Mahmud’s reforms let young men of all races, classes, and beliefs, twenty years or older, enlist in his military for a five-year term. By letting all men in the army, and not just Ottoman Turks, Mahmud hoped to unite them in patriotism. These volunteers make up the bulk of each district’s quota of soldiers with only a little conscription. These soldiers are drilled and trained like the European armies admired by Mahmud, but the reforms have not yet curbed the corruption and incompetency of the army’s officers.

The slave trade’s hooks are deep into the Ottoman Empire, and but harsher regulations reduce its influence and respectability. In 1830, Mahmud freed all white slaves, and his son outlawed the importation of slaves into the Empire, but no punishments exist for anyone caught selling slaves. No regular slave markets exist, but it is no secret man still sells man in Constantinople.
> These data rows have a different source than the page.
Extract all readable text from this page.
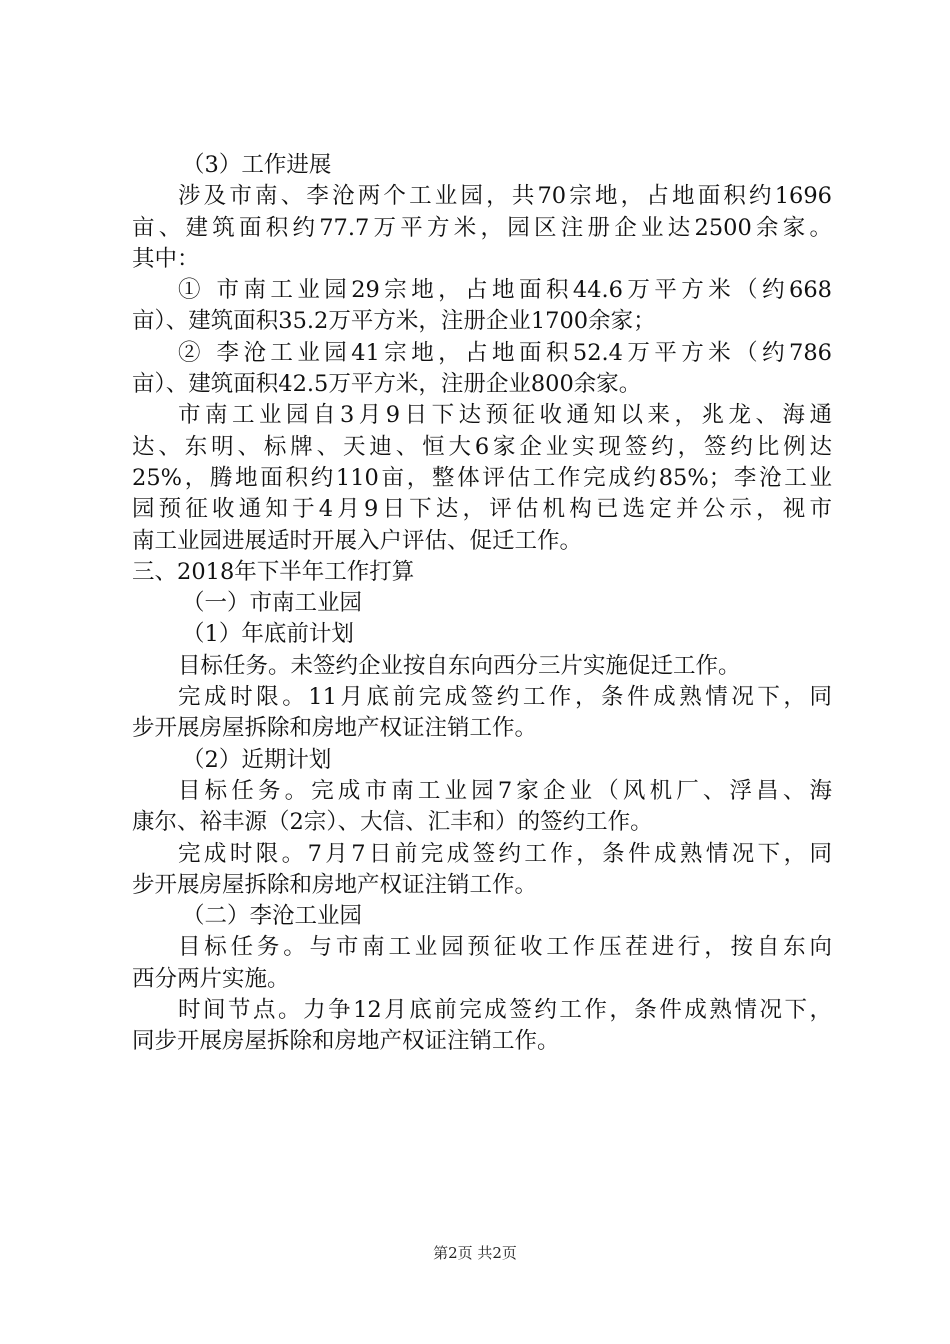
（3）工作进展
涉及市南、李沧两个工业园，共70宗地，占地面积约1696
亩、建筑面积约77.7万平方米，园区注册企业达2500余家。
其中：
① 市南工业园29宗地，占地面积44.6万平方米（约668
亩）、建筑面积35.2万平方米，注册企业1700余家；
② 李沧工业园41宗地，占地面积52.4万平方米（约786
亩）、建筑面积42.5万平方米，注册企业800余家。
市南工业园自3月9日下达预征收通知以来，兆龙、海通
达、东明、标牌、天迪、恒大6家企业实现签约，签约比例达
25%，腾地面积约110亩，整体评估工作完成约85%；李沧工业
园预征收通知于4月9日下达，评估机构已选定并公示，视市
南工业园进展适时开展入户评估、促迁工作。
三、2018年下半年工作打算
（一）市南工业园
（1）年底前计划
目标任务。未签约企业按自东向西分三片实施促迁工作。
完成时限。11月底前完成签约工作，条件成熟情况下，同
步开展房屋拆除和房地产权证注销工作。
（2）近期计划
目标任务。完成市南工业园7家企业（风机厂、浮昌、海
康尔、裕丰源（2宗）、大信、汇丰和）的签约工作。
完成时限。7月7日前完成签约工作，条件成熟情况下，同
步开展房屋拆除和房地产权证注销工作。
（二）李沧工业园
目标任务。与市南工业园预征收工作压茬进行，按自东向
西分两片实施。
时间节点。力争12月底前完成签约工作，条件成熟情况下，
同步开展房屋拆除和房地产权证注销工作。
第2页 共2页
Because a turban’s luxuriousness denoted a man’s status in the Ottoman Empire, and they were a symbol of the defeated Janissaries, Mahmud II ordered his government officials to wear simple fezzes. By banning turbans (and beards for similar reasons), he hoped he could remove another class division in his empire. While this policy is not diligently enforced now, most Turks stuck with the fez.  Only some traditionalists and holy men wear turbans.

The influence of European living seeping into the Ottoman government made acceptable certain practices forbidden by Nithamiyeen teachings. Adherents to the faith saw alcoholic drink as a taboo, but now it’s an open secret (if indecent and scandalous) of society. Even the Sultan seeks relief from the pressures of his position in drink. For traditionalists, this sinful decadence is proof enough of the empire’s degradation.